Cireundeu, Kampung yang baru saya ketahui seluk beluknya ketika sempat berkunjung penelitian bersama rombongan kelas sosial SMAN 2 Cimahi tahun 2014 lalu. Cireundeu merupakan kampung yang tak berbeda dengan kampung lain di Kota Cimahi dalam hal fisik bangunan, namun karena mayoritas penduduknya memegang teguh budaya leluhur maka Cireundeu dianggap spesial dan dapat disebut kampung adat. Letaknya di Kelurahan Leuwigajah, Kecamatan Cimahi Selatan, Kota Cimahi. Dari jalan masuk ke kampung tersebut, terdapat plang tulisan Hanacaraka yaitu “Wilujeng Sumping Di Kampung Cireundeu” yang artinya selamat datang untuk para tamu di daerah Kampung Cireundeu. Cireundeu berasal dari nama ‘pohon reundeu’ karena sebelumnya terkenal dengan banyaknya pohon reundeu, pohon obat herbal yang berguna bagi kesehatan. Luasnya 64 ha terdiri dari 60 ha untuk pertanian dan 4 ha untuk pemukiman, sehingga tidak heran hampir sebagian besar kepala keluarga di Kampung Cireundeu yang jumlahnya kurang lebih 50 kepala keluarga bermata pencaharian bertani ketela.

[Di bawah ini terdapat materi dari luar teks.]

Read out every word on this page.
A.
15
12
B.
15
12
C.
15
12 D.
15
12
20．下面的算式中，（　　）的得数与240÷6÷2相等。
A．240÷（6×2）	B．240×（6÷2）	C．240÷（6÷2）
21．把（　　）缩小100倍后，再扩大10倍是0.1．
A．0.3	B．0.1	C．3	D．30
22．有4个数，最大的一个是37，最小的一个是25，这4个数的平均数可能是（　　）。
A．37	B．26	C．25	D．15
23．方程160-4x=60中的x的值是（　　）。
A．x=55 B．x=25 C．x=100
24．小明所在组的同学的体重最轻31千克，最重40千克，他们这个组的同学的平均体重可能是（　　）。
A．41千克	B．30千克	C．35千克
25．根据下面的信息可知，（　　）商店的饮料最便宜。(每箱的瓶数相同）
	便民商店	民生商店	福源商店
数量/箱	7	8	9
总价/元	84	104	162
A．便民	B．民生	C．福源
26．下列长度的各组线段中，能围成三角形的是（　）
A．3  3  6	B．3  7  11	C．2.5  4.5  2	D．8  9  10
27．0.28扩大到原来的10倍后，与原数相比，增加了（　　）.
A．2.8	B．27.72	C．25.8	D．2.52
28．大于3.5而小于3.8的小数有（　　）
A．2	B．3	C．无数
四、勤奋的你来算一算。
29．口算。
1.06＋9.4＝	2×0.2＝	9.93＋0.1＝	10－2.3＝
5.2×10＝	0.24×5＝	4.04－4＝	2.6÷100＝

Cukup 1 jam 30 menit untuk menuju Kampung Cireundeu bila berangkat dari Alun-Alun Cimahi. Kampung Cireundeu memiliki banyak keunikan yang sama-sama bertujuan memegang teguh tradisi leluhur sebagai upaya pelestarian budaya adat nenek moyang mereka, adat yang berusaha dipegang teguh masyarakatnya antara lain Tradisi satu suro, ajaran Sunda Wiwitan dan yang paling unik adalah tradisi mempertahankan makan singkong sebagai bahan pokok utama. Dalam tradisi satu suro dirayakan layaknya Tahun baru Islam 1 Muharam, sedangkan ajaran Sunda Wiwitan/Agama Djawa Sunda(ADS) merupakan kepercayaan masyarakat Cireundeu yang pertama kali dibawa oleh Kiai Madrais dari Cigugur, Kuningan pada tahun 1918 yang isi ajarannya adalah mengembangkan pemahaman dari tradisi pra-Islam masyarakat Sunda yang agraris, ia mengajarkan pentingnya menghargai cara dan ciri kebangsaan sendiri, yaitu Jawa-Sunda.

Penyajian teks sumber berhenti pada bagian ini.